Наступил вечер, в здании уже было пусто. Чиновники завели Проповедника в полутемную комнату и велели сесть прямо на холодный пол, а сами исчезли. Проповедник, словно ребенок, стянувший со стола что-то вкусное, с жадностью вкушал радость от осознания того, что он свободен.
«Ну вот. Все идет, как я и полагал».
Унижение, пережитое только что, исчезло, и вместо него вернулась обычная уверенность в себе – его предположения сбываются.
«Я знаю, о чем думают японцы. Я будто трогаю рукой их мысли», – прошептал Проповедник.
Он понимал, что японцы сохранят жизнь любому, кто может быть им полезен. И не важно, нравится им человек или они его ненавидят. Он знает языки, и его знания все еще необходимы правителям этой страны, ослепленным жаждой наживы, которую приносит им торговля. Именно по этой причине найфу и сёгун, ненавидя христиан, разрешали жить в этом городе проповедникам. Найфу нужен еще один – не уступающий Нагасаки – порт для торговли с дальними странами. Особенно ему хотелось наладить торговлю с лежащей за морями Новой Испанией, и он уже отправил не одно послание испанскому генерал-губернатору Манилы. Проповедника часто вызывали в замок Эдо для перевода этих посланий на испанский, а полученных ответов – на японский.
Однако найфу он видел всего один раз, когда сопровождал прибывших из Манилы послов в замок. В слабо освещенном зале для аудиенций в бархатном кресле в церемонной позе восседал старик. Не говоря ни слова, он бесстрастно слушал беседу его вельмож с послами и с тем же безучастием взирал на привезенные ему богатые дары. Бесстрастное лицо и глаза этого человека надолго остались в памяти Проповедника – они вселяли чувство, похожее на трепет. Этот старик и был найфу, и Проповедник подумал тогда: «Именно такое лицо и должно быть у политика».

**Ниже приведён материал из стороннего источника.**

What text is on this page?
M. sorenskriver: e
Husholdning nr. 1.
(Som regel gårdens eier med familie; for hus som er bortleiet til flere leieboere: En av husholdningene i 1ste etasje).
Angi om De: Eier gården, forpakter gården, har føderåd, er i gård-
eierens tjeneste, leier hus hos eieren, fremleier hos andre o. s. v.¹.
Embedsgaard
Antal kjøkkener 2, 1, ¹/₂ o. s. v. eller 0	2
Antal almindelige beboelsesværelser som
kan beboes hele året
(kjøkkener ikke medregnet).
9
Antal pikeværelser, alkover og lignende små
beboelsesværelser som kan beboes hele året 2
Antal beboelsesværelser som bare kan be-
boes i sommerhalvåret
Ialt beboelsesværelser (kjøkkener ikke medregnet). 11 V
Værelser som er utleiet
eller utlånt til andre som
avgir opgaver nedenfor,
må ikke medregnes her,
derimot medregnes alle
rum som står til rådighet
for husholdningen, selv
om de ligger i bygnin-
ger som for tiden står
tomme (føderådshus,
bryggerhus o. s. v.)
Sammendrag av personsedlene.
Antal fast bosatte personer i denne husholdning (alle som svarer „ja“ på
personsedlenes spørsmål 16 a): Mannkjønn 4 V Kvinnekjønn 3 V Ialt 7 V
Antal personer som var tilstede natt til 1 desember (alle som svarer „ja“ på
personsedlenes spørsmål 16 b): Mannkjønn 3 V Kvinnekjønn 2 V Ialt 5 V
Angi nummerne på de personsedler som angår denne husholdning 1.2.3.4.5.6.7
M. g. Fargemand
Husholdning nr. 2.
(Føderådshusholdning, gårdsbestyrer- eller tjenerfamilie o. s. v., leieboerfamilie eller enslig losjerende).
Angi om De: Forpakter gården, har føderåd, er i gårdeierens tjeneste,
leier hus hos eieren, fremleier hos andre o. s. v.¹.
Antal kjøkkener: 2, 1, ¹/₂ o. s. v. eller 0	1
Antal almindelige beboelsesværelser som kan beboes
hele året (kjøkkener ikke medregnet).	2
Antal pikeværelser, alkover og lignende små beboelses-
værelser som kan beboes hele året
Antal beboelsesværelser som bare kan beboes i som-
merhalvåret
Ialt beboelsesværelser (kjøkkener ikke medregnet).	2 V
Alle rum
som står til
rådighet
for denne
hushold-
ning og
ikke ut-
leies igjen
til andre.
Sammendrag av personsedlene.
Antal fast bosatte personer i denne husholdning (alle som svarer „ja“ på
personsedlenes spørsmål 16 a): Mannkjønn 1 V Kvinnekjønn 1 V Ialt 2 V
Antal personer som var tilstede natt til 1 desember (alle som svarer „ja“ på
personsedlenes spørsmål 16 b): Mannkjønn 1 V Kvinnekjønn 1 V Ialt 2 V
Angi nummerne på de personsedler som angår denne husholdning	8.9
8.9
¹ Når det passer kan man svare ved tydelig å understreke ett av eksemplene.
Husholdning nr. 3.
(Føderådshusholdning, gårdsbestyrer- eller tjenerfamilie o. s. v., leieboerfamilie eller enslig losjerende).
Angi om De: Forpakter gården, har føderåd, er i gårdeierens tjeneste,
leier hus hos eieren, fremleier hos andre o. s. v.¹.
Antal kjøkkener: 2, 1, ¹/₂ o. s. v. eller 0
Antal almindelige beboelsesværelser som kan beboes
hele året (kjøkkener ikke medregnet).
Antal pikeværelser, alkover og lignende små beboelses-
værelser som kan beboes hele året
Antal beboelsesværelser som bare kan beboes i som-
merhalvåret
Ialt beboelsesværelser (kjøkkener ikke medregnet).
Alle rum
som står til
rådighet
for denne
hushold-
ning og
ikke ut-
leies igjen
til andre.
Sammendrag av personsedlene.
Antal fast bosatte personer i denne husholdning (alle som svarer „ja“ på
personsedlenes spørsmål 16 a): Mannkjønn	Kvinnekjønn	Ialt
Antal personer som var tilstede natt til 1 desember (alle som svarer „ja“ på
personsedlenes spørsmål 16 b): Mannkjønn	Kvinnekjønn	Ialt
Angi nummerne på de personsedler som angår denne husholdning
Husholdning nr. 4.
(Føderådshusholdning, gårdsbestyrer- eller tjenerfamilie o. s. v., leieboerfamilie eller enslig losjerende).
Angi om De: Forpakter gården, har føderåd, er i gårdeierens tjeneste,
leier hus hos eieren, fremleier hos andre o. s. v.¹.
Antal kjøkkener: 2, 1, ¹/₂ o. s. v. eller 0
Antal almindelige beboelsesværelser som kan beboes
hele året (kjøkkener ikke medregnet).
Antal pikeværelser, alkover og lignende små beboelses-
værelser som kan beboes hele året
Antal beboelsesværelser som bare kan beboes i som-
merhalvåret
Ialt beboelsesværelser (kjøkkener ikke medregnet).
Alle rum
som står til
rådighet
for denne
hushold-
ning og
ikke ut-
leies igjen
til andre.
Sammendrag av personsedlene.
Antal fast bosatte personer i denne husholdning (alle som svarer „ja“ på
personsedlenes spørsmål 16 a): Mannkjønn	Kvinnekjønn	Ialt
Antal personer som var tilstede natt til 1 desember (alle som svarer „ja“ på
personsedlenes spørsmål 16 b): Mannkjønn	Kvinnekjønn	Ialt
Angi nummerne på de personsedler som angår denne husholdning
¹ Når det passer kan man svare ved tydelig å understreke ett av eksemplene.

Проповедник сидел, опустив голову. Из коридора донесся звук шагов, зашуршали одежды.
– Господин Веласко!
Подняв взгляд, Проповедник увидел сидящего на почетном месте во главе стола знакомого ему торгового советника Сёдзабуро Гото; чиновники, которые привели Проповедника в эту комнату, стояли поодаль. На лице Гото было характерное для японцев значительное выражение. Внимательно посмотрев на Проповедника, он проговорил со вздохом:
– Вы свободны. Чиновники допустили ошибку в вашем деле.
– Понимаю.
Проповедник торжествовал. Он смотрел на чиновников, от которых претерпел унижение, с удовлетворением. С таким выражением лица исповедуют верующих.
– Однако, господин Веласко, – шурша одеянием, Гото поднялся и скорчил такую мину, будто его сейчас стошнит, – как христианскому священнику, вам запрещается жить в Эдо. И если бы не заступничество некоего лица, даже представить не могу, что бы с вами было.
Торговый советник дал понять, что им известно о тайных сношениях Проповедника с обращенными. С этого года на всей территории, находившейся под непосредственным управлением найфу, было строжайше запрещено возводить храмы и служить мессы, хотя на владения других даймё этот запрет не распространялся. И Проповедник жил в этом большом городе не как священник, а как переводчик.
Гото удалился, пара чиновников, не скрывая своего недовольства, указали Проповеднику на выход, но не тот, через который покинул комнату советник. К тому времени за окном уже стемнело. Проповедника посадили в паланкин, и он вернулся к себе в Асакусу. Рядом с его жилищем росла рощица, темневшая на фоне ночного неба. Неподалеку был поселок, где жили прокаженные, и еще пару лет назад здесь стояла маленькая больница, устроенная орденом францисканцев, к которому принадлежал Проповедник. Однако больницу сломали, осталась только крохотная лачуга, где ему разрешили поселиться вместе с юным падре по имени Диего и одним корейцем.